Desiderius Erasmus of Rotterdam (1466-1536) was known as Prince of the Humanists - though a theologian, a Catholic priest and the leading European scholar of his time. A close friend of Sir Thomas More, Erasmus' writings had a strong influence on the growing movement for change in Christian Europe, both Lutheran and the Counter-Reformation. These two essays are among his most important - and well-known - writings.
'The Praise of Folly', written in Latin in 1509 and spoken by the goddess Folly (who champions a lively enjoyment of life), was a bold satire on (in the cautious contemporary environment) not only Western classical traditions but also the Catholic Church.

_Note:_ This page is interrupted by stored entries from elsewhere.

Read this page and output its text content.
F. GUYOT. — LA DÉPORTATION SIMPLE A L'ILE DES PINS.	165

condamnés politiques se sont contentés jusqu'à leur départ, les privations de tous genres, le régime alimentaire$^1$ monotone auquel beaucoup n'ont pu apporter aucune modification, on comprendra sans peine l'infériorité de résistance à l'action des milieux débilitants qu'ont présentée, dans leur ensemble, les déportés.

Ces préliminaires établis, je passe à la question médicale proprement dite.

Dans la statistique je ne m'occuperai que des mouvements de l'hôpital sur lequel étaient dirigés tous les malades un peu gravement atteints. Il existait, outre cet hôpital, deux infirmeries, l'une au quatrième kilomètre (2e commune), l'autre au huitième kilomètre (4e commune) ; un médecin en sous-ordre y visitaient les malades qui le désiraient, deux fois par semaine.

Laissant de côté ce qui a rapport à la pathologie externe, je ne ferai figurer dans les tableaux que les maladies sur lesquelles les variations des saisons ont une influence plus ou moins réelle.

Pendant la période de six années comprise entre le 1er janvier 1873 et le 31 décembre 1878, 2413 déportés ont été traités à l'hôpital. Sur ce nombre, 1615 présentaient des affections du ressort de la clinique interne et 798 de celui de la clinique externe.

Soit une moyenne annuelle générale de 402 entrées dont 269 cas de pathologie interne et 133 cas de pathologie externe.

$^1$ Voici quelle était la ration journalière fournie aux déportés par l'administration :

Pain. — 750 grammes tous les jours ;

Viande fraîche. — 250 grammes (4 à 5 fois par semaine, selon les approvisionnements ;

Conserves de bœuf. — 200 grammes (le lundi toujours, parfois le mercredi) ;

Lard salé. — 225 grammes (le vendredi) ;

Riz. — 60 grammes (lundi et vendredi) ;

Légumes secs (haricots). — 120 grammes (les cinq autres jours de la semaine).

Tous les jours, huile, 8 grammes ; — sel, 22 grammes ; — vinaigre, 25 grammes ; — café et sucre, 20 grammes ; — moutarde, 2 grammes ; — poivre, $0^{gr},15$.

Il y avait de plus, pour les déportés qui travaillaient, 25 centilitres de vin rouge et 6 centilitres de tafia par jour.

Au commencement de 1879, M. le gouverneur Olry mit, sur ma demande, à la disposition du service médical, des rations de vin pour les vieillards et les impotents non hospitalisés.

Dedicated to More himself, Erasmus wittily challenged entrenched views in so forthright (and humanist) a style that it could have brought him in direct conflict with the papacy. Fortunately the pope, Leo X, enjoyed the humour and the challenge! It is here presented in the lively modern translation by Leonard H. Dean.
'Against War' (c. 1517) is 'an impassioned plea for peace among beings human, civilised, Christian'. A deeply humanist text, widely read through Europe in the ensuing years, it has a continuing currency. 'Nothing is either more wicked or more wretched, nothing doth worse become a man than war.' Leighton Pugh reads the classic translation by John Wilson.